I've been trying to push through the conceptual mud of the Abu Ghraib scandal to get at something solid. I posted
an earlier diary that netted some good comments and ideas, and after reading the WaPo article from the front page story and
another diary this morning, I wrote
a post for my blog detailing some of these thoughts.
Here's something else.
Ever since 9-11, a quiet meme on torture has percolated through our culture. People have been thinking, and occasionally saying, that under particular circumstances torture might be acceptable. What if this terrorist knew where the bomb was planted, would it be OK to torture him to find out? What if the bomb wasn't planted yet, but he knew where a group of other terrorists were who had the bomb? What if they didn't have a bomb yet, but had plans? What if they just talked about a bomb? What if the subject wasn't a terrorist, but a terrorist's sister? What if she was only 12?
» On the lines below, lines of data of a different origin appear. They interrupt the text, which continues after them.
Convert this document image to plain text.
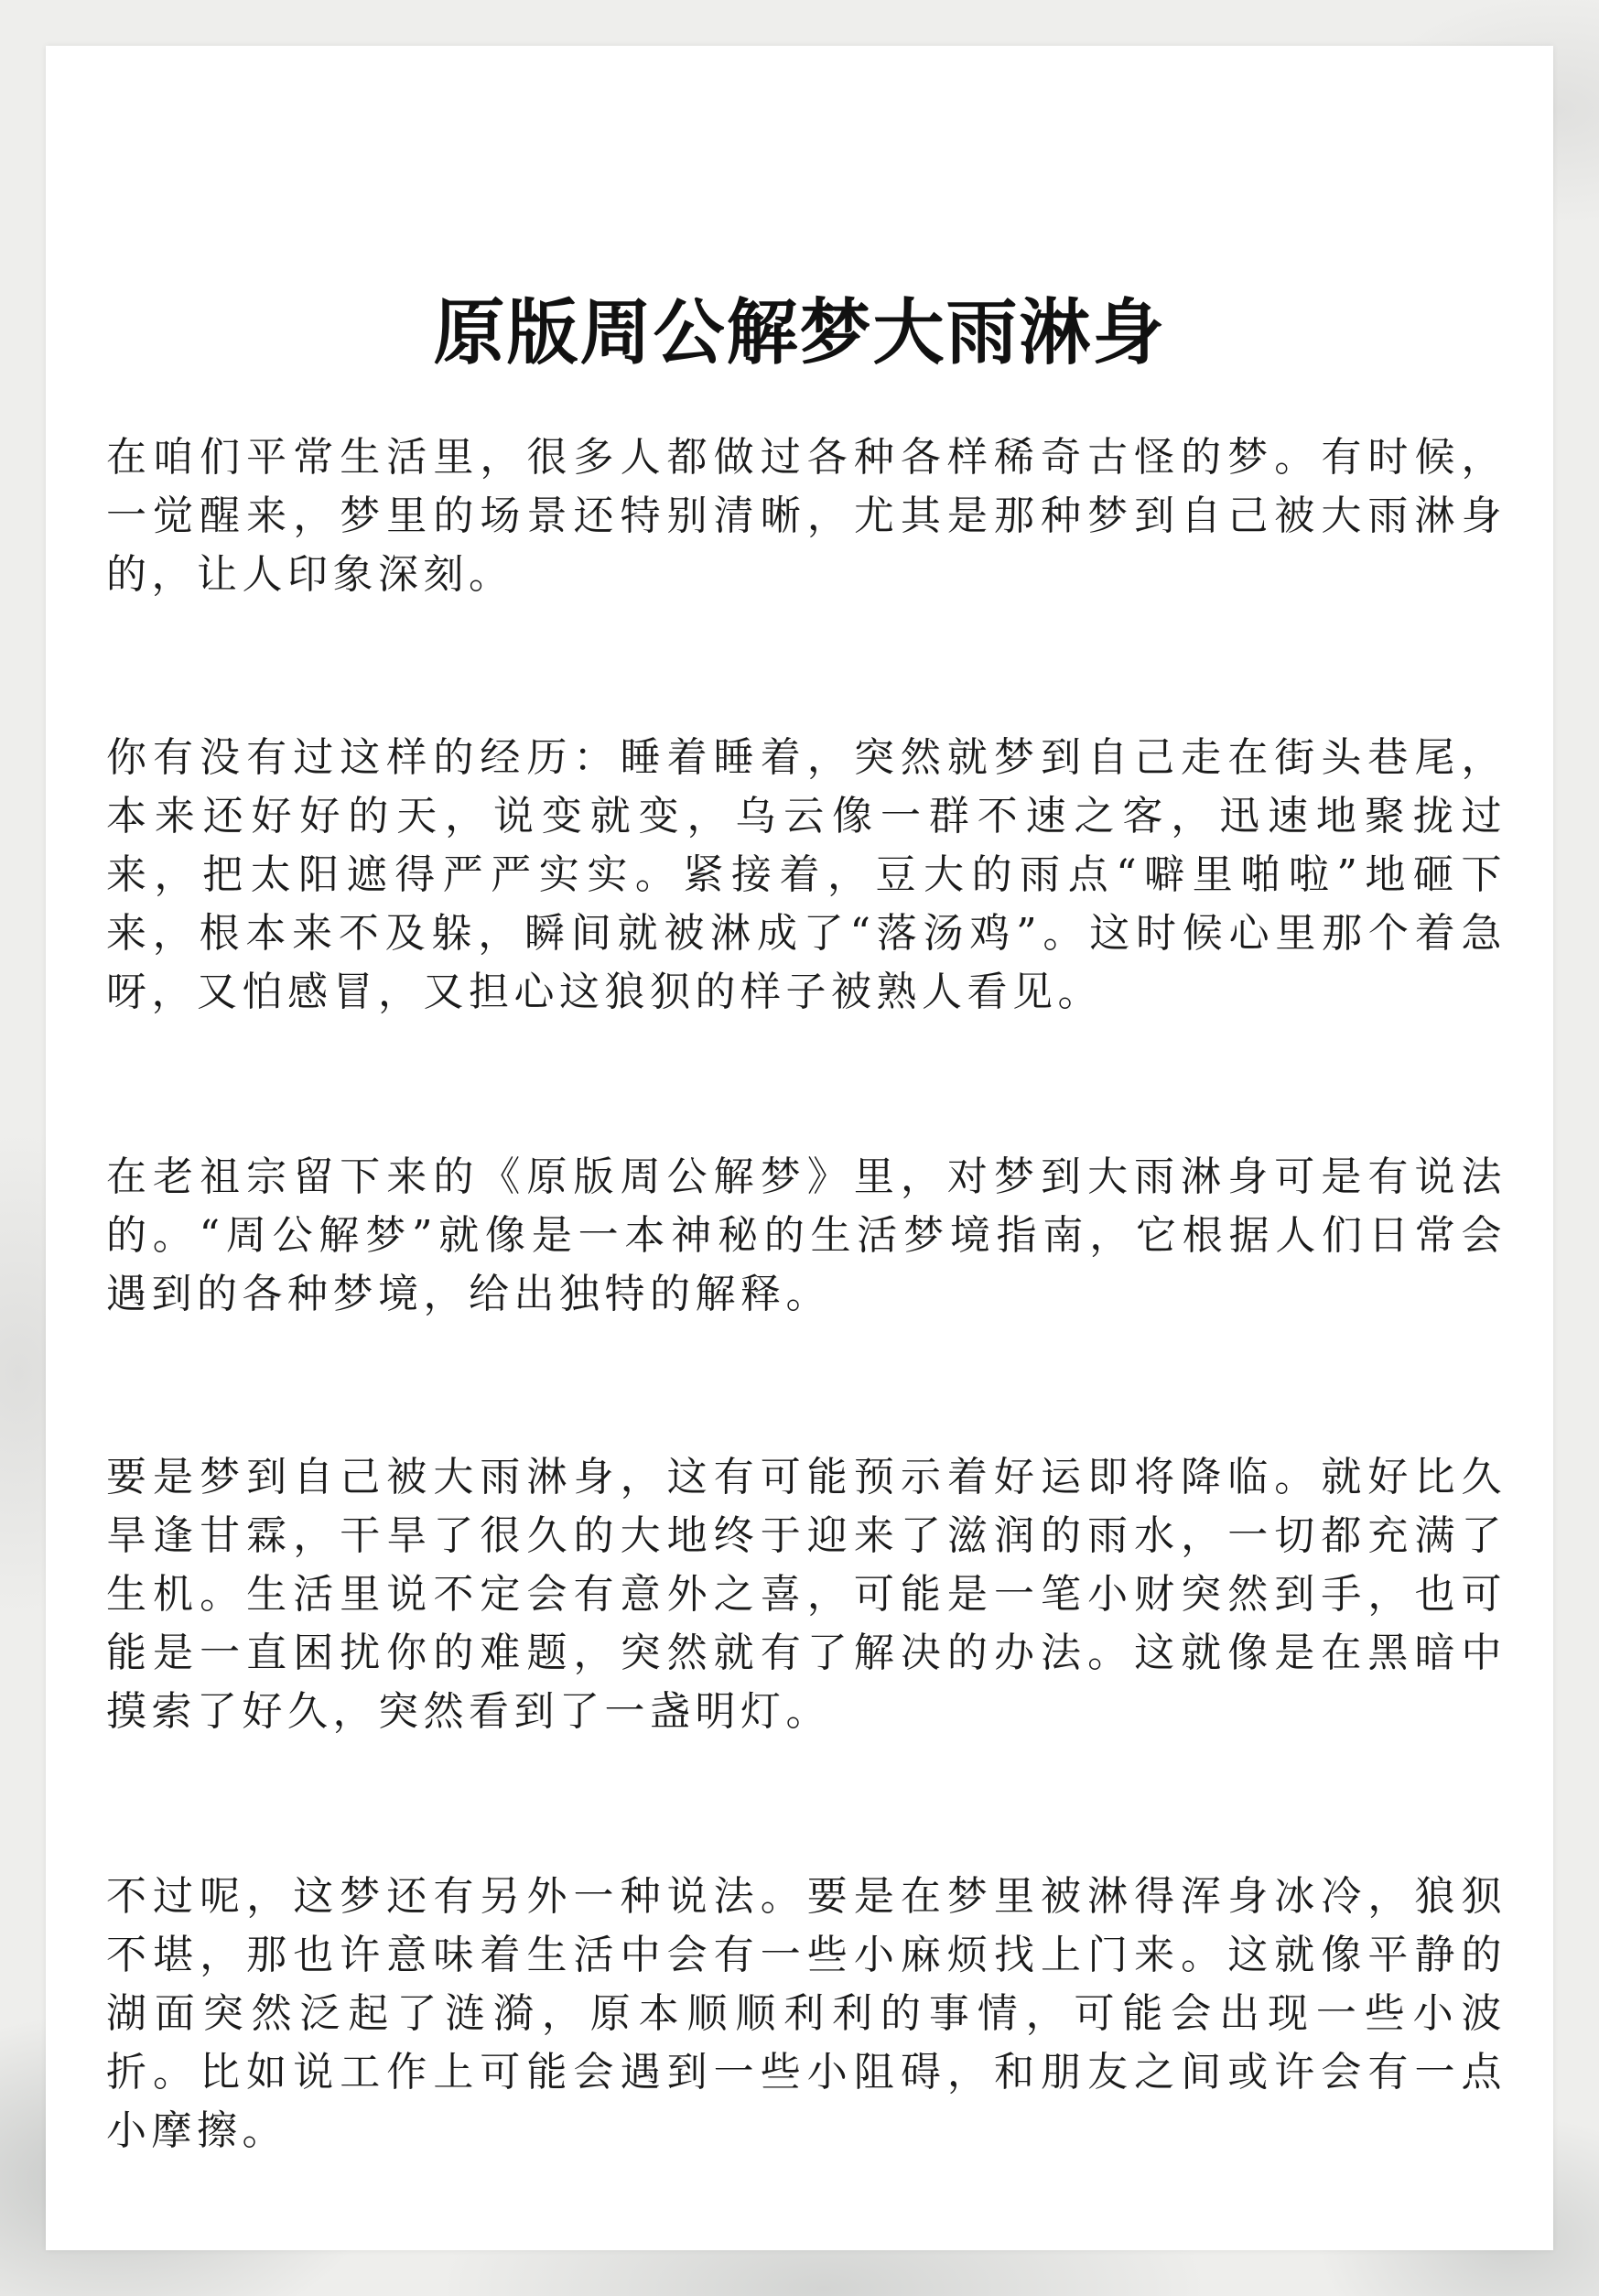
原版周公解梦大雨淋身

在咱们平常生活里，很多人都做过各种各样稀奇古怪的梦。有时候，一觉醒来，梦里的场景还特别清晰，尤其是那种梦到自己被大雨淋身的，让人印象深刻。

你有没有过这样的经历：睡着睡着，突然就梦到自己走在街头巷尾，本来还好好的天，说变就变，乌云像一群不速之客，迅速地聚拢过来，把太阳遮得严严实实。紧接着，豆大的雨点“噼里啪啦”地砸下来，根本来不及躲，瞬间就被淋成了“落汤鸡”。这时候心里那个着急呀，又怕感冒，又担心这狼狈的样子被熟人看见。

在老祖宗留下来的《原版周公解梦》里，对梦到大雨淋身可是有说法的。“周公解梦”就像是一本神秘的生活梦境指南，它根据人们日常会遇到的各种梦境，给出独特的解释。

要是梦到自己被大雨淋身，这有可能预示着好运即将降临。就好比久旱逢甘霖，干旱了很久的大地终于迎来了滋润的雨水，一切都充满了生机。生活里说不定会有意外之喜，可能是一笔小财突然到手，也可能是一直困扰你的难题，突然就有了解决的办法。这就像是在黑暗中摸索了好久，突然看到了一盏明灯。

不过呢，这梦还有另外一种说法。要是在梦里被淋得浑身冰冷，狼狈不堪，那也许意味着生活中会有一些小麻烦找上门来。这就像平静的湖面突然泛起了涟漪，原本顺顺利利的事情，可能会出现一些小波折。比如说工作上可能会遇到一些小阻碍，和朋友之间或许会有一点小摩擦。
My point here is that once you go one step over the line, each successive line is only one step further. In endorsing the view that "everything has changed" because of 9-11, meaning that it's acceptable to rebalance the moral calculus, we become implicit in the crimes of our government, our leaders, and the agents of those leaders like the soldier torturers of Abu Ghraib.
What I want to tell you is that attempting to escape from such responsibility is not as productive as accepting it as your own. You can march and wave signs, you can throw blood on the Pentagon, you can refuse to pay your taxes, you can fund a campaign to impeach Bush, but you still won't escape responsibility. Even if your views are right and you shout them until your lungs burst.
What I suggest we do is use the opportunity to take responsibility for what has happened in our name, setting aside the question of whether it was with or without our consent. It's only a delusion that we're not, or could never be, inflicters of suffering on the innocent, and that delusion allows us to feel that such events are not our fault, not our responsibility, not ours to atone for and not ours to prevent. In order to sweep human cruelty from the world, we must accept responsibility for it wherever it occurs; this is the urgency of compassion.
Abu Ghraib was my fault. I am sorry.